Rientrano nelle agevolazioni, approvate dal Governo secondo i criteri Ue, anche i lavori per la costruzione di un garage o per l'installazione d'impianti di domotica, per rimuovere le barriere architettoniche e per i lavori necessari eseguiti a seguito di un evento sismico. Ma attenzione la richiesta del bonus potrà avvenire soltanto se tutti i pagamenti sono stati resitracciabili tramite bonifico bancario e postale, con tanto di causale specifica, il codice fiscale del pagante e il codice fiscale o partita iva del beneficiario.

Inoltre oltre che per contrastare l'evasione fiscale e rispettare gli accordi con la Ue, il governo ha approvato il provvedimento che prevede agevolazioni anche per gli impianti di sicurezza e gli impianti idonei per abbattere l'inquinamento acustico, così come le bonifiche degli edifici da sostanze dannose come l'amianto e l'adozione di sistemi antisismici. Inoltre sono previste detrazioni fino a 10 mila euro per l'acquisto di mobili e anche per la ristrutturazione del bagno. Da tenere a mente che il bonus viene rateizzato in 10 anni, con una rata annuale a valore costante.

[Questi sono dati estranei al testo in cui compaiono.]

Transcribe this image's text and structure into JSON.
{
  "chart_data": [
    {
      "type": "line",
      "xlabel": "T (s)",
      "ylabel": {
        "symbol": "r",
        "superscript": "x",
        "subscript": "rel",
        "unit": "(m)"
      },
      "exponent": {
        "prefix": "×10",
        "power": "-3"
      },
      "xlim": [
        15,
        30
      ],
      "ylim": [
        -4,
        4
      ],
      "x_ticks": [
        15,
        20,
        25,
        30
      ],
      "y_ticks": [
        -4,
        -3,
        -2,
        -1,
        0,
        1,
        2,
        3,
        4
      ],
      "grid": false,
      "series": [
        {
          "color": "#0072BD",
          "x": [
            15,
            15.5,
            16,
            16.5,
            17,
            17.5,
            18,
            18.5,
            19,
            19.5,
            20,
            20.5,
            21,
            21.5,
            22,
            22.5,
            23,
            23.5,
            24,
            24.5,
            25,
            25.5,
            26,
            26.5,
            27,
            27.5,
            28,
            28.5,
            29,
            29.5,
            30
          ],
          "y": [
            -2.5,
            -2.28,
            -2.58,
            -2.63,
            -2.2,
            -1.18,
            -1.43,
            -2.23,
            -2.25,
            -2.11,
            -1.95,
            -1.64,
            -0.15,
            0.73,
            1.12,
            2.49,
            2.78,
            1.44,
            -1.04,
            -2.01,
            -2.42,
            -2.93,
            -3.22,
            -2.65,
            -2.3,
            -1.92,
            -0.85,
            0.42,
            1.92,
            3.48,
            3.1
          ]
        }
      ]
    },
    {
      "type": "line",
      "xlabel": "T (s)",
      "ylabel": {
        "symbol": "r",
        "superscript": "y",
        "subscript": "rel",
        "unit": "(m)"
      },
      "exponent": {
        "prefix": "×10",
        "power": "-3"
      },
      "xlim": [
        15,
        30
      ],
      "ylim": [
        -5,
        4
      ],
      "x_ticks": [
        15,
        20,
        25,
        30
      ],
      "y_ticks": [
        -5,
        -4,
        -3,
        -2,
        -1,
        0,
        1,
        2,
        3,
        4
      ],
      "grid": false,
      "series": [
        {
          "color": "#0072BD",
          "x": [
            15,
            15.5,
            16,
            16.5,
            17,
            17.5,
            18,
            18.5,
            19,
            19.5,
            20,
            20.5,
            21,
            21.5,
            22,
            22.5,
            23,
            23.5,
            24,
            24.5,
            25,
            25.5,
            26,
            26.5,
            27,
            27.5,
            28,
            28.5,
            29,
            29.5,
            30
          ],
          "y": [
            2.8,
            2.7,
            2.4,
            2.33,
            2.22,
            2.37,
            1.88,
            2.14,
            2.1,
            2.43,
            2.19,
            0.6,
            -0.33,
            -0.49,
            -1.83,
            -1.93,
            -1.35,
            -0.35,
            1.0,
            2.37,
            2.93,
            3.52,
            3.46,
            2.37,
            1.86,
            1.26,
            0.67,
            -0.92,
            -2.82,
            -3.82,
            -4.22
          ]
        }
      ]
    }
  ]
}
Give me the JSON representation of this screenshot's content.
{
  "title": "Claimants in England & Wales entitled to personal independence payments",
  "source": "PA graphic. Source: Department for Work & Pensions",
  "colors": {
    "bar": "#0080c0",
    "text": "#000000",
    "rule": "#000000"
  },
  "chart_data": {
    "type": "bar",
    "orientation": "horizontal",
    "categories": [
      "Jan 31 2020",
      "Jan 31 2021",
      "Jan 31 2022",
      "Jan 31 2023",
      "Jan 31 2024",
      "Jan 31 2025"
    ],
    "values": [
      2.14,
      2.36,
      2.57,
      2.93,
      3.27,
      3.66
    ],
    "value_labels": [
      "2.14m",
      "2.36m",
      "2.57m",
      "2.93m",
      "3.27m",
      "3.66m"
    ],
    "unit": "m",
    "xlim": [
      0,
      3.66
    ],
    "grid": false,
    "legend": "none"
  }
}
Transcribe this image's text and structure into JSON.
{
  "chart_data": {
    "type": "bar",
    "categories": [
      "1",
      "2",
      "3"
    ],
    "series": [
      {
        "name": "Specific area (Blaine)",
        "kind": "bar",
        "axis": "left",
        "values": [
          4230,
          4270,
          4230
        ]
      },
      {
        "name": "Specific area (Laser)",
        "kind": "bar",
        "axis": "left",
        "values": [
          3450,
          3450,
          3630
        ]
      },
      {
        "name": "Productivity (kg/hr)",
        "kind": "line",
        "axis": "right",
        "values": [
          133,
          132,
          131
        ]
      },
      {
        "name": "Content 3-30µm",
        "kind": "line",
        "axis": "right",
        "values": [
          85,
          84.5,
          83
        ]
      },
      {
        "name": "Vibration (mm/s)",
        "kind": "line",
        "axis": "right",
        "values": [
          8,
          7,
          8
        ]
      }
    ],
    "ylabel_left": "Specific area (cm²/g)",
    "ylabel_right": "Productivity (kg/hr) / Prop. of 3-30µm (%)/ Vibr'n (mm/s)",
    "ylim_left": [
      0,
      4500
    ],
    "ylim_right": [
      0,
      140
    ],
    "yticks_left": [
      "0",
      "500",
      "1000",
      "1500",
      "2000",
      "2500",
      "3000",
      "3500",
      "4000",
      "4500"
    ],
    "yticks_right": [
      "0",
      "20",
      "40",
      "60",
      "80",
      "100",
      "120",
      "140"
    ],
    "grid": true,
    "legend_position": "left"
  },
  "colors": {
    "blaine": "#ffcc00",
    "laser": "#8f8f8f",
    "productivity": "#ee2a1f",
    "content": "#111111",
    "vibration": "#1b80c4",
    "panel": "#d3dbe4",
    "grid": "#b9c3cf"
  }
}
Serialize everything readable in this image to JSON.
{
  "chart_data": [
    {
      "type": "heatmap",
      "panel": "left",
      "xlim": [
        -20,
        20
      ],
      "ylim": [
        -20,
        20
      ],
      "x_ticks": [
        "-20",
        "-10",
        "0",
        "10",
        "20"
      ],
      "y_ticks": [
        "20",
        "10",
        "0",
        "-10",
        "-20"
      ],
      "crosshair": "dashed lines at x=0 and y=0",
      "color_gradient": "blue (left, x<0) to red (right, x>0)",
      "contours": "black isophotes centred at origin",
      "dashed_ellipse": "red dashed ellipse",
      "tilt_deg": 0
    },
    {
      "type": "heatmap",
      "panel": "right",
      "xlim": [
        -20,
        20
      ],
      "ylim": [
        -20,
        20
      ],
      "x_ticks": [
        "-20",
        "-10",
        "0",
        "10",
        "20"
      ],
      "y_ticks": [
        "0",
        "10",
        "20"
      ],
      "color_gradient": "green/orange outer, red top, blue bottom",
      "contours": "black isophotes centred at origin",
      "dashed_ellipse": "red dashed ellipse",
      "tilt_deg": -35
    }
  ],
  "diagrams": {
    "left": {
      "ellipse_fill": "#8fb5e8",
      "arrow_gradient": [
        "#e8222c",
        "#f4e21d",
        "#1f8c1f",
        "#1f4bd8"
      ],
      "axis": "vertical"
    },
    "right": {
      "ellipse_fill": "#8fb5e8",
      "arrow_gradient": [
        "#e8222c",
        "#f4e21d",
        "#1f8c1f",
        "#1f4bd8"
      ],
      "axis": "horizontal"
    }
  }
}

Mentre il provvedimento approvato della tanto attesa proroga sui possibili interventi nelle abitazioni, per il risparmio energetico, che vanno dall'installazione degli impianti di climatizzazione invernale, all'installazione dei pannelli solari, alla sostituzione di nuovi infissi, prevede la detrazione sulla spesa effettuata fino al 65%, dal 1 luglio fino al 31 dicembre 2013, questo significa che la spesa massima su cui applicare l'agevolazione sarà più bassa di prima, infine è possibile anche applicare il bonus anche per l'installazione di generatori di calore alimentati da legna, mais, biodiesel, o anche d'impianti che utilizzano fonti rinnovabili.

Il ministro dell'economia Fabrizio Saccomanni ha dichiarato in merito all'approvazione: "Il provvedimento prevede un costo di 200 milioni l'anno per 10 anni e in camera di consiglio abbiamo provveduto a coprirlo in particolare con interventi di razionalizzazione delle aliquote dell'Iva che sono più basse rispetto alla norma. Questa è già una raccomandazione che ci viene da parte della Ue".